Biography: Hong L Drum

Abstract

Chronic myelogenous leukemia (CML) with B-lymphoid blast crisis at presentation is rare. We present a case of a 52-year-old female without a prior known history of hematologic malignancy, who presented with CML with B-lymphoid blast crisis. Review of peripheral blood smears showed moderately increased white blood cells with left-shifted granulocytosis and basophilia. Bone marrow core biopsy demonstrated markedly increased cellularity with marked, left-shifted myeloid hyperplasia. Megakaryocytes were increased with frequent small hypolobated forms. Blasts were increased, comprising 22% of the marrow.

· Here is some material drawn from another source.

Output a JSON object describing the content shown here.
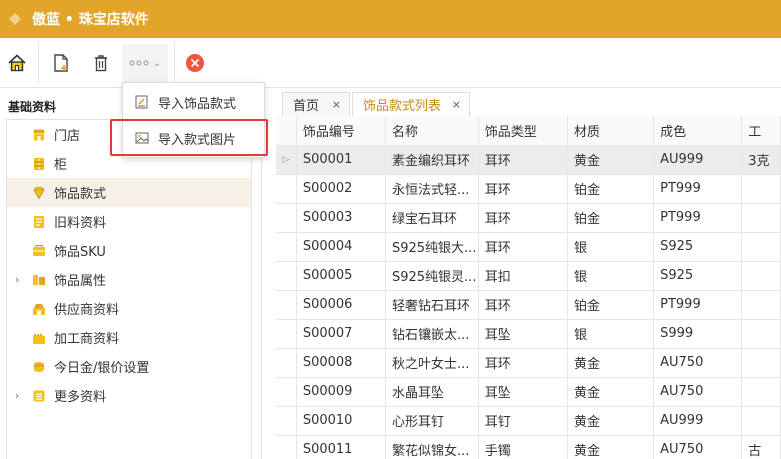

The blasts were positive for PAX-5, CD10, CD19, CD34, and TdT, and negative for MPO, consistent with B-lymphoblasts. Quantitative PCR detected BCR-ABL1 transcript (the major breakpoint, p210) at 70.5820% on the International Scale. T(9;22)(q34;q11.2) was detected by cytogenetic study. A diagnosis of CML with B-lymphoid blast crisis at presentation was rendered based on the above findings. Distinguishing a CML with B-lymphoid blast crisis at presentation from a de novo B-acute lymphoblastic leukemia (B-ALL) with t(9;22) often is not easy. The morphologic features that point to a CML with B-lymphoid blast crisis rather than a de novo B-ALL with t(9;22) include concurrent presence of basophilia and left-shifted granulocytosis in the blood, and left-shifted myeloid hyperplasia and increased small atypical megakaryocytes in the bone marrow. Among these morphologic features, the presence of small atypical megakaryocytes/micromegakaryocytes in the bone marrow is considered to be most specific, although not all CML in B-lymphoid blast crises have this morphologic feature.